The authors thank all medical institutions and physicians who participated in this retrospective cohort study for their cooperation.
This study was funded and conducted by Bristol Myers Squibb K.K. and Pfizer Japan Inc. Medical writing and editorial assistance was provided by Mami Hirano, MS, of Cactus Life Sciences (part of Cactus Communications) and funded by Bristol Myers Squibb K.K. and Pfizer Japan Inc.

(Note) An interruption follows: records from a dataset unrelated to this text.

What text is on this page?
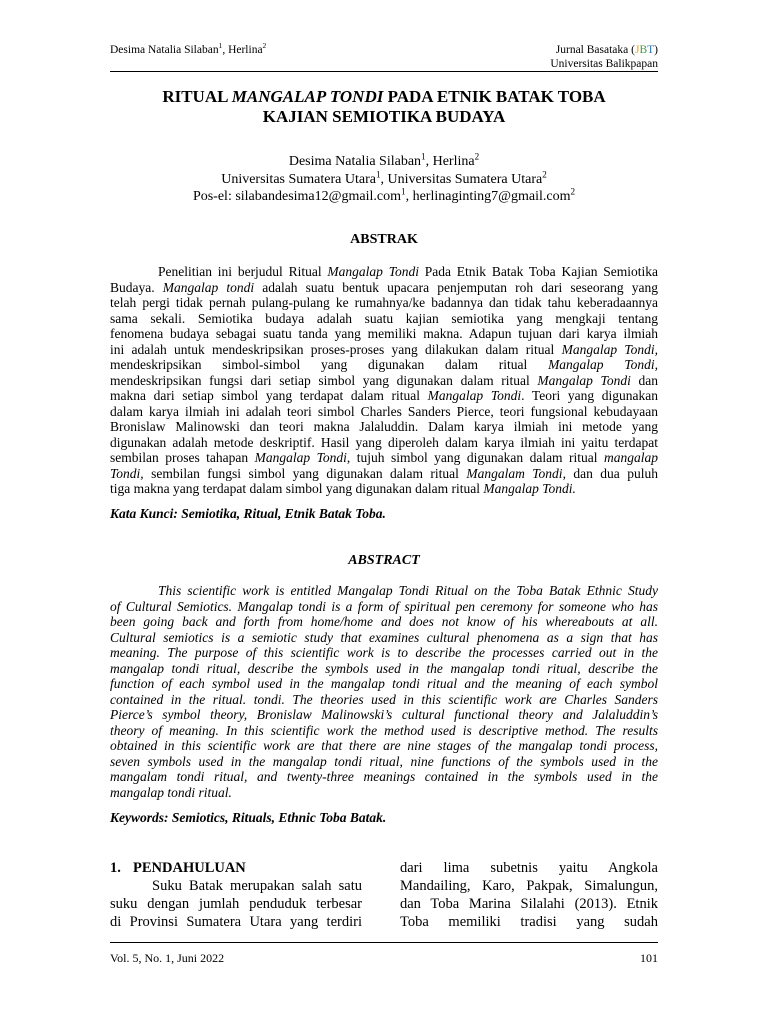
Desima Natalia Silaban$^1$, Herlina$^2$	Jurnal Basataka (JBT)
Universitas Balikpapan
RITUAL MANGALAP TONDI PADA ETNIK BATAK TOBA
KAJIAN SEMIOTIKA BUDAYA
Desima Natalia Silaban$^1$, Herlina$^2$
Universitas Sumatera Utara$^1$, Universitas Sumatera Utara$^2$
Pos-el: silabandesima12@gmail.com$^1$, herlinaginting7@gmail.com$^2$
ABSTRAK
Penelitian ini berjudul Ritual Mangalap Tondi Pada Etnik Batak Toba Kajian Semiotika
Budaya. Mangalap tondi adalah suatu bentuk upacara penjemputan roh dari seseorang yang
telah pergi tidak pernah pulang-pulang ke rumahnya/ke badannya dan tidak tahu keberadaannya
sama sekali. Semiotika budaya adalah suatu kajian semiotika yang mengkaji tentang
fenomena budaya sebagai suatu tanda yang memiliki makna. Adapun tujuan dari karya ilmiah
ini adalah untuk mendeskripsikan proses-proses yang dilakukan dalam ritual Mangalap Tondi,
mendeskripsikan simbol-simbol yang digunakan dalam ritual Mangalap Tondi,
mendeskripsikan fungsi dari setiap simbol yang digunakan dalam ritual Mangalap Tondi dan
makna dari setiap simbol yang terdapat dalam ritual Mangalap Tondi. Teori yang digunakan
dalam karya ilmiah ini adalah teori simbol Charles Sanders Pierce, teori fungsional kebudayaan
Bronislaw Malinowski dan teori makna Jalaluddin. Dalam karya ilmiah ini metode yang
digunakan adalah metode deskriptif. Hasil yang diperoleh dalam karya ilmiah ini yaitu terdapat
sembilan proses tahapan Mangalap Tondi, tujuh simbol yang digunakan dalam ritual mangalap
Tondi, sembilan fungsi simbol yang digunakan dalam ritual Mangalam Tondi, dan dua puluh
tiga makna yang terdapat dalam simbol yang digunakan dalam ritual Mangalap Tondi.
Kata Kunci: Semiotika, Ritual, Etnik Batak Toba.
ABSTRACT
This scientific work is entitled Mangalap Tondi Ritual on the Toba Batak Ethnic Study
of Cultural Semiotics. Mangalap tondi is a form of spiritual pen ceremony for someone who has
been going back and forth from home/home and does not know of his whereabouts at all.
Cultural semiotics is a semiotic study that examines cultural phenomena as a sign that has
meaning. The purpose of this scientific work is to describe the processes carried out in the
mangalap tondi ritual, describe the symbols used in the mangalap tondi ritual, describe the
function of each symbol used in the mangalap tondi ritual and the meaning of each symbol
contained in the ritual. tondi. The theories used in this scientific work are Charles Sanders
Pierce’s symbol theory, Bronislaw Malinowski’s cultural functional theory and Jalaluddin’s
theory of meaning. In this scientific work the method used is descriptive method. The results
obtained in this scientific work are that there are nine stages of the mangalap tondi process,
seven symbols used in the mangalap tondi ritual, nine functions of the symbols used in the
mangalam tondi ritual, and twenty-three meanings contained in the symbols used in the
mangalap tondi ritual.
Keywords: Semiotics, Rituals, Ethnic Toba Batak.
1. PENDAHULUAN
Suku Batak merupakan salah satu
suku dengan jumlah penduduk terbesar
di Provinsi Sumatera Utara yang terdiri
dari lima subetnis yaitu Angkola
Mandailing, Karo, Pakpak, Simalungun,
dan Toba Marina Silalahi (2013). Etnik
Toba memiliki tradisi yang sudah
Vol. 5, No. 1, Juni 2022	101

Y.K. reports remuneration (lecture fees) from Daiichi Sankyo, Bristol Myers Squibb, and Boehringer Ingelheim, outside the submitted work. H.H. reports remuneration (lecture fees) from Bristol Myers Squibb, Daiichi Sankyo, Pfizer, and Bayer, outside the submitted work. Y.M. is an employee of Bristol Myers Squibb K.K. T.I. is a current employee of Pfizer Japan, Inc. for this study and a former employee of Otsuka Pharmaceutical. T.M. reports remuneration (lecture fees) from Bristol Myers Squibb, Daiichi Sankyo, Japan Lifeline, Kowa, Kyocera, Novartis, and Toray; manuscript fees from Bristol Myers Squibb and Kowa; and consultancy fees from Sanofi.
The study was reviewed and approved by the ethics committee or the independent review committee of each participating site (Representative facility: Saga Memorial Hospital Ethics Committee, reference number: 16000061).
Deidentified participant data will not be shared.